Она поднялась на ноги.

– Я думаю, нам обеим не помешает выпить чаю. Вы не против, если я немного похозяйничаю у вас на кухне?

Айрис Чатер вскочила со стула.

– Господи, я не могу позволить вам этим заниматься, доктор, сейчас я сама все принесу.

– Нет, – мягко сказал Кэт, – вы оставайтесь с Гарри. Он знает, что вы здесь, правда. Ему бы хотелось, чтобы вы были рядом.

Она вошла в маленькую кухню. Все полки, все горизонтальные поверхности были заставлены не только обычными фарфоровыми сервизами и кухонными принадлежностями, но и чисто декоративными предметами – украшениями, календарями, фигурками, картинами, пословицами в рамках, банками для меда в форме ульев, пашотницами с улыбающимися рожицами, термометрами на латунных подставках и часами в виде цветочных клумб. На подоконнике стояла пластиковая птичка, которая опустила голову, будто чтобы попить воды из стакана, когда Кэт дотронулась до нее. Она представила, в какой восторг от нее пришла бы Ханна – почти в такой же, в какой привела бы ее вязаная куколка, чья широкая розовая юбка укрывала сахарницу.

Она зажгла газ и наполнила чайник. Снаружи ветер хлопнул воротами. Этот дом подходил своим обитателям, а они подходили ему словно перчатки. Как кто-то еще мог радоваться кружкам с изображением членов королевской семьи и чайным полотенцам с вышитыми на них фразами «Дом, милый дом» и «С наилучшими пожеланиями»?

Она молилась, чтобы ее телефон не зазвонил. Провести какое-то время с умирающим пациентом, делая что-то самое обыкновенное, типа приготовления чая, помогая самой обыкновенной паре пройти через самое судьбоносное и тяжелое расставание в их жизни, значило гораздо больше, чем вся суета и многочисленные административные обязанности, связанные с работой врача общей практики. Медицина менялась, или ее меняли – серые люди, которые справлялись со своей задачей, но не понимали ее. Многие коллеги Кэт и Криса Дирбон становились циничными, выгорали и теряли ориентиры. Было бы так легко сдаться, просто латая одного пациента за другим, словно банки на конвейерной ленте, и перекидывая всю сверхурочную работу на замещающих врачей. Так можно было обеспечить себе хороший сон по ночам – и небольшие порции профессионального удовлетворения. И того и другого Кэт была лишена. То, что она делала сейчас, точно для нее не окупится, да и уровень оплаты никто никогда не смог бы установить. Помочь Гарри Чатеру спокойно умереть и как следует присмотреть за его женой – работа, которая имела значение и была так же важна для нее, как и для них.

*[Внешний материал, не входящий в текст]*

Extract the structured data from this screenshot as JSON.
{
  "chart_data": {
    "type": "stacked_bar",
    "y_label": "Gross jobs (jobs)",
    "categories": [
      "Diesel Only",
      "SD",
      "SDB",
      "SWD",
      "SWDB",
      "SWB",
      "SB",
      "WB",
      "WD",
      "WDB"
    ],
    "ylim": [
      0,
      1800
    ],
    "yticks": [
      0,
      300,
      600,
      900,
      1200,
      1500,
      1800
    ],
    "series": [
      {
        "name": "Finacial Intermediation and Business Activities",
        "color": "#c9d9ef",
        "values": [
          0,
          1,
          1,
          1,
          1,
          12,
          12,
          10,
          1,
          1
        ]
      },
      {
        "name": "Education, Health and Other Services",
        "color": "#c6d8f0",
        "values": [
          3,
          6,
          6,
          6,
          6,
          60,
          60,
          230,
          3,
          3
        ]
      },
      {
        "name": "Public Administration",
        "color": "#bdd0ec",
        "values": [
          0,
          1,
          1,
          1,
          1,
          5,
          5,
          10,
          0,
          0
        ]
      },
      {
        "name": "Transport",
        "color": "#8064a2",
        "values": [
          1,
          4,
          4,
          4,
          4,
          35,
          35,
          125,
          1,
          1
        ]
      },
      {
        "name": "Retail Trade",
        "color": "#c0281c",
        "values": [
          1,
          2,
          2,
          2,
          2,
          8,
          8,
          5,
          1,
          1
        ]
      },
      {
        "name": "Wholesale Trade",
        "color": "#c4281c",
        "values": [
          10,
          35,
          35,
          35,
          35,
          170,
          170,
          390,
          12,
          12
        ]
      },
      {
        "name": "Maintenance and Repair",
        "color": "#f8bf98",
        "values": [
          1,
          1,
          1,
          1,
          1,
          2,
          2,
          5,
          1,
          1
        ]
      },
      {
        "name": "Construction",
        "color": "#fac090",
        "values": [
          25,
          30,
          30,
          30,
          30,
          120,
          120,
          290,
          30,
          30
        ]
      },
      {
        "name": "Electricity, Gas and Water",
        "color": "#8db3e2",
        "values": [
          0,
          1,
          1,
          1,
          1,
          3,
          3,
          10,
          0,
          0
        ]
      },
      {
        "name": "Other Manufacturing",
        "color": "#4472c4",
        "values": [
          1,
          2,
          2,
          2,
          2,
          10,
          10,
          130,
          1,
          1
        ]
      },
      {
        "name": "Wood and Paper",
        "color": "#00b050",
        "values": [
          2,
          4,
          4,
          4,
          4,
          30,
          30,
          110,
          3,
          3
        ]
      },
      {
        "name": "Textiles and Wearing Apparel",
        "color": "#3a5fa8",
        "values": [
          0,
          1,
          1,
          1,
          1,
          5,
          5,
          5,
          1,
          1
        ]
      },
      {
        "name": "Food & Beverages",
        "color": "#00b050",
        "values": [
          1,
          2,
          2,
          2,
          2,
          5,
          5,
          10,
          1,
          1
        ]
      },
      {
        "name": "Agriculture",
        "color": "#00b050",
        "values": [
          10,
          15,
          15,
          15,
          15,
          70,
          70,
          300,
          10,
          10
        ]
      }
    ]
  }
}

Она наполнила чайник и взяла поднос.

Спустя полчаса, держа в одной руке руку своей жены, а в другой – руку своего доктора, Гарри издал последний неуверенный вздох и умер.

В душной комнате повисла невероятная тишина, совершенно особенная тишина, на которую Кэт всегда обращала внимание при встрече со смертью. Становилось так тихо, будто земля перестала вращаться и из мира пропали вся суета и любые тревоги.